Miliband also says that companies that pay dividends to shareholders should not be eligible for state support. “If you are a large multinational and plan to pay dividends to your shareholders while claiming government resources, you clearly do not need them. Each pound that is due is a pound denied to an SME [small or medium-sized enterprise] for those who can make the difference between surviving or going to the wall. “

EasyJet paid £ 171m in dividends to shareholders last month while negotiating a £ 600m loan from the Treasury and the Bank of England emergency coronavirus fund. The airline’s founder and largest shareholder, Sir Stelios Haji-Ioannou, received £ 60 million from the dividend payment.

Meanwhile, Tesco paid a dividend of £ 635 million while accepting a similarly sized tax exemption from the government’s emergency support package for the coronavirus.

Companies in the hospitality sector have placed more than 80% of their employees in the leave plan, while the average for the private sector is 27%.

Treasury sources said last night that the issue of extending the license plan beyond June was under review. It is in talks with business groups to allow companies to request support for staff returning to work part-time to avoid a “decision on the brink of the precipice” that would otherwise force companies to choose between reinstating or firing employees. .

Make UK, the manufacturers’ trade body, warned that companies would have a hard time getting factories back to full capacity without a more flexible scheme to subsidize part-time work.

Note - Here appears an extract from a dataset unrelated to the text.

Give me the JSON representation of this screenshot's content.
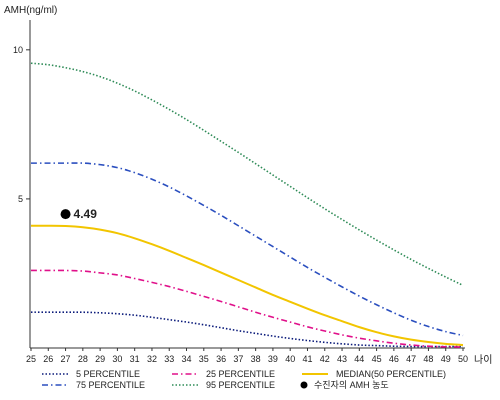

However, government officials are cautious about extending the subsidies beyond June, after the Office of Budgetary Responsibility calculates that this year the cost will exceed £ 100 billion.

The National Institute for Economic and Social Research said Treasury bailout plans and additional spending from other departments would likely send loans this year to more than £ 200 billion, raising the annual spending deficit to above 10%.

In an open letter to Prime Minister Boris Johnson, President of the British Chambers of Commerce, Ruby McGregor-Smith said: “Starting with the Chancellor’s budget in March, Her Majesty’s government has acted swiftly to deliver cash to companies on the ground through loans, grants and the job retention scheme. The government must ensure that these schemes continue to evolve to support a gradual restart of the economy, allowing companies to survive this crisis and prosper in the future. “

Johnson is expected to announce a general strategy to lift the blockade later this weekend. Downing Street sources said the priority would be to get as many companies back to work safely, but only when the number of new Covid-19 cases has dropped substantially from its current level. They denied reports that the two-meter physical spacing rule could soon be relaxed. However, new measures are likely to be announced soon to force people entering Britain to quarantine for two weeks.